From the semiotic viewpoint, architecture is not only transmedial (in which case its specimens in their constitution can be likened to verbal texts that require ―reading‖ and appropriate interpretation) but almost always multimodal – a hybrid text whose space becomes complemented with pictorial elements (paintings, sculptures), natural language, music, rituals, etc. (cf. Agrest 2008; Elleström 2014).
As a linguist, I intend to focus on the presence of verbal texts within or around the architectural space. Their functions are multifarious: decorative, informational, explanatory, devotional, and – especially in modern art – critical and ironical. The following types of verbal texts will be considered briefly:
- inscriptions on walls possessing informative or aesthetic value;
- organic presence of holy scriptures and prayer books in temples;
- paintings which contain images of written texts, books, tablets, inscriptions, etc. placed in architectural spaces (common especially in the oeuvre of Old Masters, cf.

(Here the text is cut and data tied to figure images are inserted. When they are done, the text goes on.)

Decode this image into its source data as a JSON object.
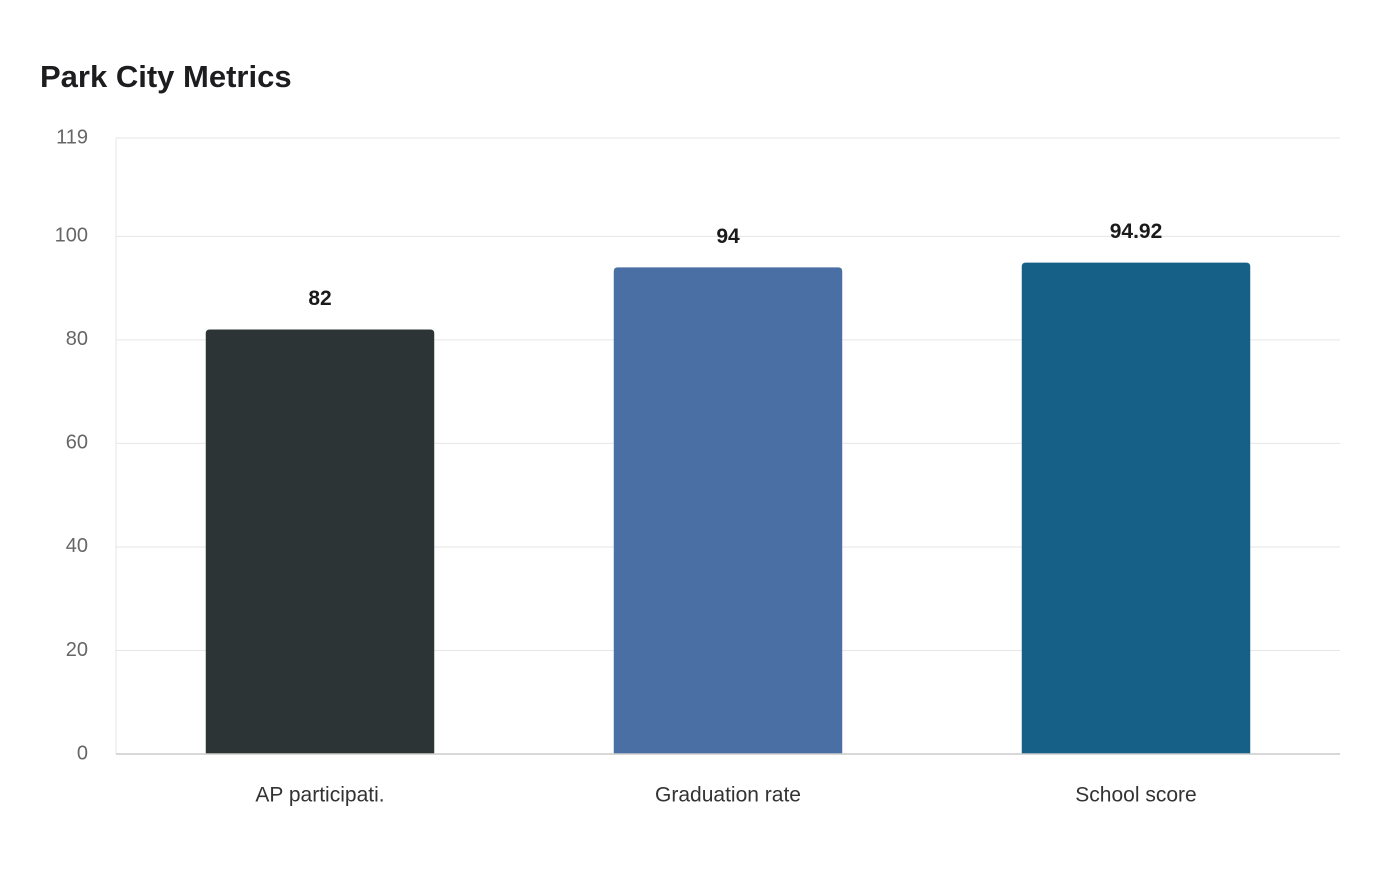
{
  "chart_data": {
    "type": "bar",
    "title": "Park City Metrics",
    "xlabel": "",
    "ylabel": "",
    "categories": [
      "AP participati.",
      "Graduation rate",
      "School score"
    ],
    "values": [
      82,
      94,
      94.92
    ],
    "value_labels": [
      "82",
      "94",
      "94.92"
    ],
    "colors": [
      "#2d3436",
      "#4a6fa5",
      "#166088"
    ],
    "ylim": [
      0,
      119
    ],
    "yticks": [
      0,
      20,
      40,
      60,
      80,
      100,
      119
    ],
    "grid": true,
    "legend": "none"
  }
}
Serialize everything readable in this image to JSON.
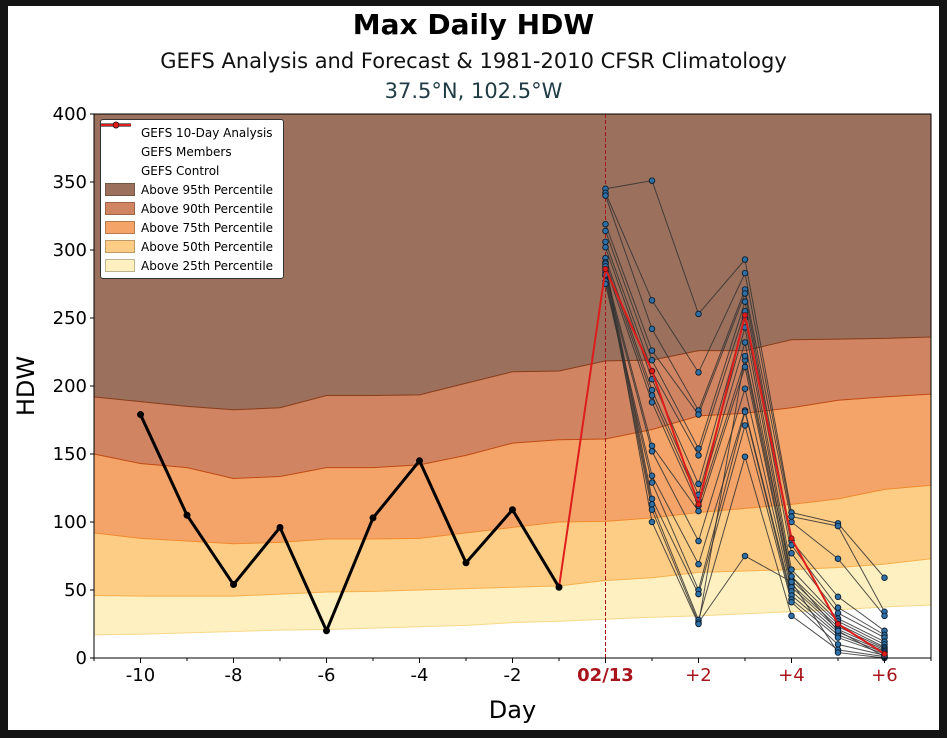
{
  "title": "Max Daily HDW",
  "subtitle": "GEFS Analysis and Forecast & 1981-2010 CFSR Climatology",
  "location": "37.5°N, 102.5°W",
  "chart_data": {
    "type": "line",
    "title": "Max Daily HDW",
    "xlabel": "Day",
    "ylabel": "HDW",
    "xlim": [
      -11,
      7
    ],
    "ylim": [
      0,
      400
    ],
    "x_ticks": [
      {
        "x": -10,
        "label": "-10",
        "color": "#000000",
        "bold": false
      },
      {
        "x": -8,
        "label": "-8",
        "color": "#000000",
        "bold": false
      },
      {
        "x": -6,
        "label": "-6",
        "color": "#000000",
        "bold": false
      },
      {
        "x": -4,
        "label": "-4",
        "color": "#000000",
        "bold": false
      },
      {
        "x": -2,
        "label": "-2",
        "color": "#000000",
        "bold": false
      },
      {
        "x": 0,
        "label": "02/13",
        "color": "#a8141c",
        "bold": true
      },
      {
        "x": 2,
        "label": "+2",
        "color": "#a8141c",
        "bold": false
      },
      {
        "x": 4,
        "label": "+4",
        "color": "#a8141c",
        "bold": false
      },
      {
        "x": 6,
        "label": "+6",
        "color": "#a8141c",
        "bold": false
      }
    ],
    "y_ticks": [
      0,
      50,
      100,
      150,
      200,
      250,
      300,
      350,
      400
    ],
    "today_x": 0,
    "climatology": {
      "x": [
        -11,
        -10,
        -9,
        -8,
        -7,
        -6,
        -5,
        -4,
        -3,
        -2,
        -1,
        0,
        1,
        2,
        3,
        4,
        5,
        6,
        7
      ],
      "p25": [
        17,
        17.5,
        18.5,
        19.5,
        20.5,
        21,
        22,
        23,
        24,
        26,
        27,
        28.5,
        30,
        31,
        32.5,
        34,
        35.5,
        37.5,
        39
      ],
      "p50": [
        46,
        45.5,
        45.5,
        45.5,
        47,
        48.5,
        49,
        50,
        51,
        52,
        53,
        57,
        59,
        63,
        64,
        65,
        66.5,
        69,
        73
      ],
      "p75": [
        92,
        88,
        86,
        84,
        85,
        87.5,
        87.5,
        88,
        92,
        96,
        100,
        100.5,
        103,
        107,
        110,
        113,
        117,
        124,
        127
      ],
      "p90": [
        150,
        143,
        140,
        132,
        133.5,
        140,
        140,
        142,
        149,
        158,
        160.5,
        161,
        168,
        178,
        180,
        184,
        189.5,
        192,
        194
      ],
      "p95": [
        192,
        188.5,
        185,
        182.5,
        184,
        193,
        193,
        193.5,
        202,
        210.5,
        211,
        218.5,
        219,
        226,
        226,
        234,
        234.5,
        235,
        236
      ],
      "top": 400
    },
    "analysis": {
      "name": "GEFS 10-Day Analysis",
      "x": [
        -10,
        -9,
        -8,
        -7,
        -6,
        -5,
        -4,
        -3,
        -2,
        -1
      ],
      "y": [
        179,
        105,
        54,
        96,
        20,
        103,
        145,
        70,
        109,
        52
      ]
    },
    "control": {
      "name": "GEFS Control",
      "x": [
        -1,
        0,
        1,
        2,
        3,
        4,
        5,
        6
      ],
      "y": [
        52,
        286,
        211,
        113,
        252,
        88,
        25,
        3
      ]
    },
    "members": {
      "name": "GEFS Members",
      "x": [
        0,
        1,
        2,
        3,
        4,
        5,
        6
      ],
      "series": [
        [
          345,
          351,
          253,
          293,
          107,
          99,
          59
        ],
        [
          342,
          263,
          210,
          283,
          104,
          97,
          34
        ],
        [
          340,
          242,
          182,
          271,
          100,
          73,
          31
        ],
        [
          319,
          226,
          179,
          268,
          86,
          45,
          20
        ],
        [
          314,
          219,
          154,
          262,
          83,
          37,
          17
        ],
        [
          306,
          211,
          149,
          255,
          77,
          33,
          15
        ],
        [
          302,
          205,
          128,
          250,
          65,
          29,
          12
        ],
        [
          294,
          197,
          120,
          243,
          60,
          27,
          10
        ],
        [
          291,
          193,
          116,
          232,
          57,
          25,
          8
        ],
        [
          288,
          188,
          112,
          219,
          54,
          23,
          7
        ],
        [
          284,
          156,
          108,
          214,
          52,
          21,
          6
        ],
        [
          281,
          152,
          86,
          198,
          49,
          19,
          5
        ],
        [
          277,
          134,
          69,
          182,
          46,
          17,
          4
        ],
        [
          275,
          129,
          50,
          181,
          43,
          15,
          3
        ],
        [
          290,
          117,
          47,
          171,
          41,
          10,
          2
        ],
        [
          286,
          113,
          28,
          148,
          31,
          6,
          1
        ],
        [
          282,
          109,
          26,
          75,
          56,
          4,
          0
        ],
        [
          288,
          100,
          25,
          222,
          60,
          20,
          1
        ]
      ]
    },
    "legend": [
      {
        "label": "GEFS 10-Day Analysis",
        "kind": "line",
        "color": "#000000",
        "width": 3
      },
      {
        "label": "GEFS Members",
        "kind": "line",
        "color": "#333333",
        "width": 1
      },
      {
        "label": "GEFS Control",
        "kind": "line",
        "color": "#dd1c1c",
        "width": 2
      },
      {
        "label": "Above 95th Percentile",
        "kind": "patch",
        "color": "#9b705c"
      },
      {
        "label": "Above 90th Percentile",
        "kind": "patch",
        "color": "#d08462"
      },
      {
        "label": "Above 75th Percentile",
        "kind": "patch",
        "color": "#f4a468"
      },
      {
        "label": "Above 50th Percentile",
        "kind": "patch",
        "color": "#fdcd85"
      },
      {
        "label": "Above 25th Percentile",
        "kind": "patch",
        "color": "#fef0c0"
      }
    ],
    "legend_position": "top-left",
    "colors": {
      "p95": "#9b705c",
      "p90": "#d08462",
      "p75": "#f4a468",
      "p50": "#fdcd85",
      "p25": "#fef0c0",
      "analysis": "#000000",
      "control": "#dd1c1c",
      "members_line": "#333333",
      "members_marker": "#2e6fa6",
      "today_line": "#a8141c"
    }
  }
}
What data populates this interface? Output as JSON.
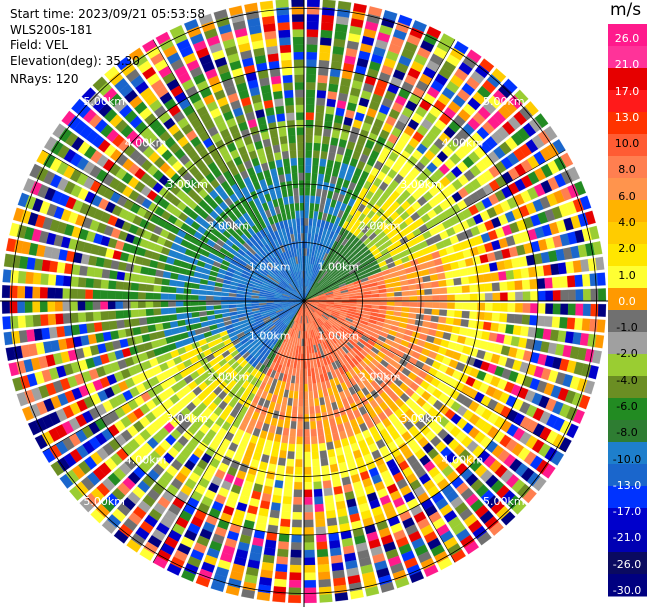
{
  "info": {
    "start_time": "Start time: 2023/09/21 05:53:58",
    "instrument": "WLS200s-181",
    "field": "Field: VEL",
    "elevation": "Elevation(deg): 35.30",
    "nrays": "NRays: 120"
  },
  "range_labels": [
    "1.00km",
    "2.00km",
    "3.00km",
    "4.00km",
    "5.00km"
  ],
  "colorbar": {
    "unit": "m/s",
    "ticks": [
      "26.0",
      "21.0",
      "17.0",
      "13.0",
      "10.0",
      "8.0",
      "6.0",
      "4.0",
      "2.0",
      "1.0",
      "0.0",
      "-1.0",
      "-2.0",
      "-4.0",
      "-6.0",
      "-8.0",
      "-10.0",
      "-13.0",
      "-17.0",
      "-21.0",
      "-26.0",
      "-30.0"
    ],
    "colors": [
      "#ff1a8c",
      "#ff3399",
      "#e60000",
      "#ff1a1a",
      "#ff3300",
      "#ff5c33",
      "#ff7f50",
      "#ff944d",
      "#ffb300",
      "#ffcc00",
      "#ffe600",
      "#ffff33",
      "#ff9900",
      "#707070",
      "#a0a0a0",
      "#9acd32",
      "#6b8e23",
      "#228b22",
      "#2e7d32",
      "#1e7fcc",
      "#1a66cc",
      "#0033ff",
      "#0000cc",
      "#0000b3",
      "#0a0a60",
      "#000080"
    ]
  }
}
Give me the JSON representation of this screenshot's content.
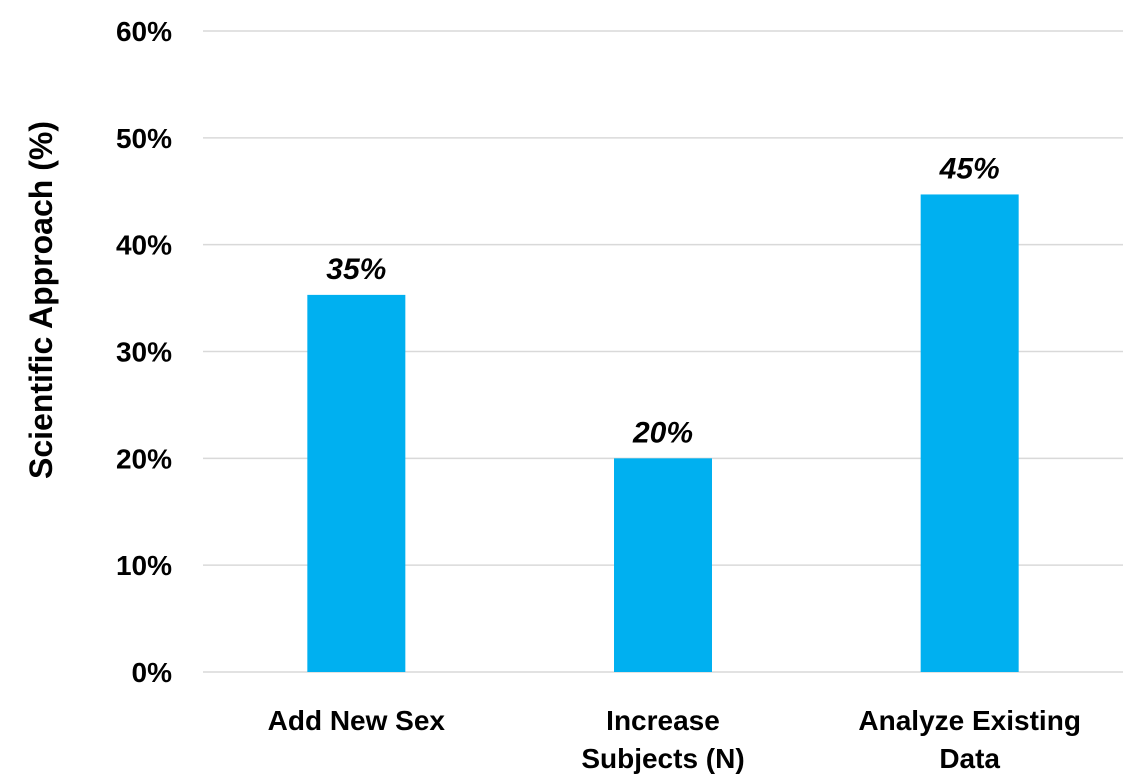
{
  "chart_data": {
    "type": "bar",
    "title": "",
    "xlabel": "",
    "ylabel": "Scientific Approach (%)",
    "categories": [
      [
        "Add New Sex"
      ],
      [
        "Increase",
        "Subjects (N)"
      ],
      [
        "Analyze Existing",
        "Data"
      ]
    ],
    "values": [
      35.3,
      20.0,
      44.7
    ],
    "data_labels": [
      "35%",
      "20%",
      "45%"
    ],
    "ylim": [
      0,
      60
    ],
    "yticks": [
      0,
      10,
      20,
      30,
      40,
      50,
      60
    ],
    "ytick_labels": [
      "0%",
      "10%",
      "20%",
      "30%",
      "40%",
      "50%",
      "60%"
    ],
    "grid": true,
    "colors": {
      "bar": "#00B0F0",
      "grid": "#D9D9D9",
      "text": "#000000"
    }
  }
}
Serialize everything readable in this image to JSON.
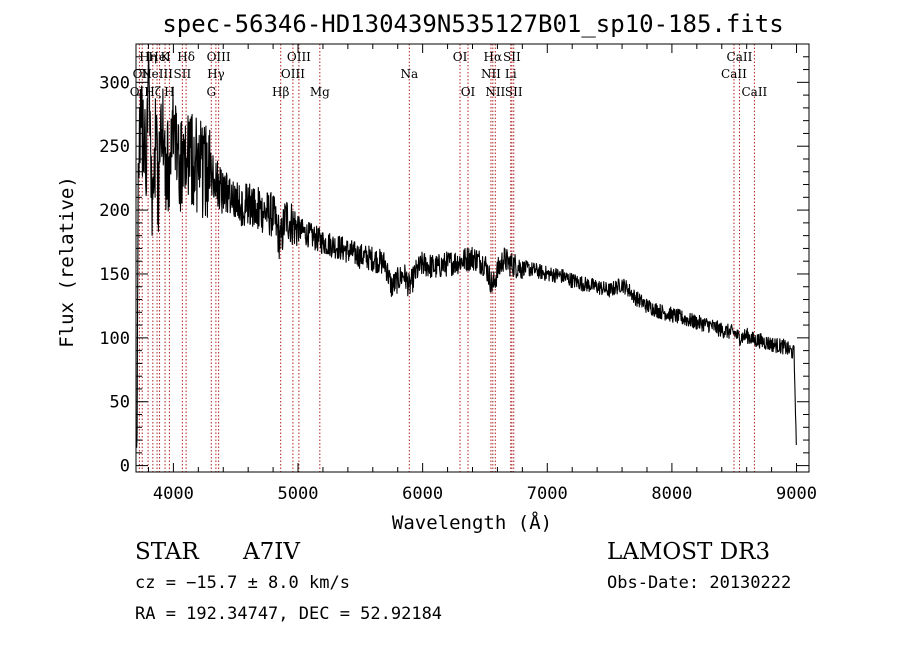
{
  "chart_data": {
    "type": "line",
    "title": "spec-56346-HD130439N535127B01_sp10-185.fits",
    "xlabel": "Wavelength (Å)",
    "ylabel": "Flux (relative)",
    "xlim": [
      3700,
      9100
    ],
    "ylim": [
      -5,
      330
    ],
    "xticks": [
      {
        "value": 4000,
        "label": "4000"
      },
      {
        "value": 5000,
        "label": "5000"
      },
      {
        "value": 6000,
        "label": "6000"
      },
      {
        "value": 7000,
        "label": "7000"
      },
      {
        "value": 8000,
        "label": "8000"
      },
      {
        "value": 9000,
        "label": "9000"
      }
    ],
    "yticks": [
      {
        "value": 0,
        "label": "0"
      },
      {
        "value": 50,
        "label": "50"
      },
      {
        "value": 100,
        "label": "100"
      },
      {
        "value": 150,
        "label": "150"
      },
      {
        "value": 200,
        "label": "200"
      },
      {
        "value": 250,
        "label": "250"
      },
      {
        "value": 300,
        "label": "300"
      }
    ],
    "series": [
      {
        "name": "flux",
        "color": "#000000",
        "x": [
          3700,
          3720,
          3740,
          3760,
          3780,
          3800,
          3820,
          3840,
          3860,
          3880,
          3900,
          3930,
          3970,
          4000,
          4050,
          4100,
          4150,
          4200,
          4250,
          4300,
          4340,
          4400,
          4450,
          4500,
          4600,
          4700,
          4800,
          4861,
          4900,
          5000,
          5100,
          5200,
          5300,
          5400,
          5500,
          5600,
          5700,
          5750,
          5800,
          5850,
          5893,
          5950,
          6000,
          6100,
          6200,
          6300,
          6400,
          6500,
          6563,
          6600,
          6650,
          6700,
          6800,
          6900,
          7000,
          7100,
          7200,
          7300,
          7400,
          7500,
          7600,
          7650,
          7700,
          7800,
          7900,
          8000,
          8100,
          8200,
          8300,
          8400,
          8500,
          8542,
          8600,
          8662,
          8700,
          8800,
          8900,
          8980,
          8995,
          9000
        ],
        "y": [
          5,
          230,
          270,
          250,
          240,
          300,
          220,
          210,
          260,
          200,
          280,
          240,
          230,
          265,
          230,
          250,
          240,
          235,
          230,
          230,
          225,
          210,
          215,
          205,
          205,
          200,
          196,
          175,
          195,
          185,
          180,
          175,
          172,
          168,
          164,
          162,
          158,
          140,
          145,
          150,
          140,
          152,
          158,
          155,
          158,
          160,
          163,
          158,
          140,
          152,
          162,
          158,
          155,
          153,
          150,
          149,
          145,
          142,
          140,
          137,
          142,
          138,
          132,
          125,
          121,
          118,
          115,
          112,
          110,
          106,
          104,
          100,
          102,
          98,
          98,
          95,
          93,
          88,
          30,
          5
        ]
      }
    ],
    "lines": [
      {
        "wavelength": 3727,
        "label": "OII",
        "row": 3
      },
      {
        "wavelength": 3750,
        "label": "OII",
        "row": 2
      },
      {
        "wavelength": 3797,
        "label": "Hη",
        "row": 1
      },
      {
        "wavelength": 3835,
        "label": "Hζ",
        "row": 3
      },
      {
        "wavelength": 3869,
        "label": "NeIII",
        "row": 2
      },
      {
        "wavelength": 3889,
        "label": "HeI",
        "row": 1
      },
      {
        "wavelength": 3933,
        "label": "K",
        "row": 1
      },
      {
        "wavelength": 3968,
        "label": "H",
        "row": 3
      },
      {
        "wavelength": 4072,
        "label": "SII",
        "row": 2
      },
      {
        "wavelength": 4102,
        "label": "Hδ",
        "row": 1
      },
      {
        "wavelength": 4304,
        "label": "G",
        "row": 3
      },
      {
        "wavelength": 4341,
        "label": "Hγ",
        "row": 2
      },
      {
        "wavelength": 4363,
        "label": "OIII",
        "row": 1
      },
      {
        "wavelength": 4861,
        "label": "Hβ",
        "row": 3
      },
      {
        "wavelength": 4959,
        "label": "OIII",
        "row": 2
      },
      {
        "wavelength": 5007,
        "label": "OIII",
        "row": 1
      },
      {
        "wavelength": 5175,
        "label": "Mg",
        "row": 3
      },
      {
        "wavelength": 5893,
        "label": "Na",
        "row": 2
      },
      {
        "wavelength": 6300,
        "label": "OI",
        "row": 1
      },
      {
        "wavelength": 6364,
        "label": "OI",
        "row": 3
      },
      {
        "wavelength": 6548,
        "label": "NII",
        "row": 2
      },
      {
        "wavelength": 6563,
        "label": "Hα",
        "row": 1
      },
      {
        "wavelength": 6583,
        "label": "NII",
        "row": 3
      },
      {
        "wavelength": 6707,
        "label": "Li",
        "row": 2
      },
      {
        "wavelength": 6716,
        "label": "SII",
        "row": 1
      },
      {
        "wavelength": 6731,
        "label": "SII",
        "row": 3
      },
      {
        "wavelength": 8498,
        "label": "CaII",
        "row": 2
      },
      {
        "wavelength": 8542,
        "label": "CaII",
        "row": 1
      },
      {
        "wavelength": 8662,
        "label": "CaII",
        "row": 3
      }
    ],
    "line_color": "#b22222",
    "grid": false,
    "legend": "none"
  },
  "info": {
    "object_class": "STAR",
    "subclass": "A7IV",
    "survey": "LAMOST DR3",
    "redshift_text": "cz = −15.7 ± 8.0 km/s",
    "obs_date": "Obs-Date: 20130222",
    "coords_text": "RA = 192.34747, DEC =  52.92184"
  }
}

Langmuir 1997); they boast a triplelayered textual embedding: the painting ekphrastically renders architecture in which certain verbal texts become prominent;
- critical games played by conceptual artists, who elevated the verbal element to form the essence of visual art and experimented with placing inscriptions within or close to e. g. museum buildings (C. Ginzburg, 1971; P. Benveniste et al., 1973, discussed in Kalyva 2016) or else exhibiting them in urban spaces (J. Holzer‘s Truisms, 1977-1987, with her works appearing across New York, and Projections, from 1996 on, with poetic quotations executed in neon on important buildings in America and Europe).
All the above-listed artistic projects testify to the importance of verbal texts within, on, or near architectural creations and to the need of interpreting this kind of composite/hybrid textuality against a specific cultural, social and ideological background.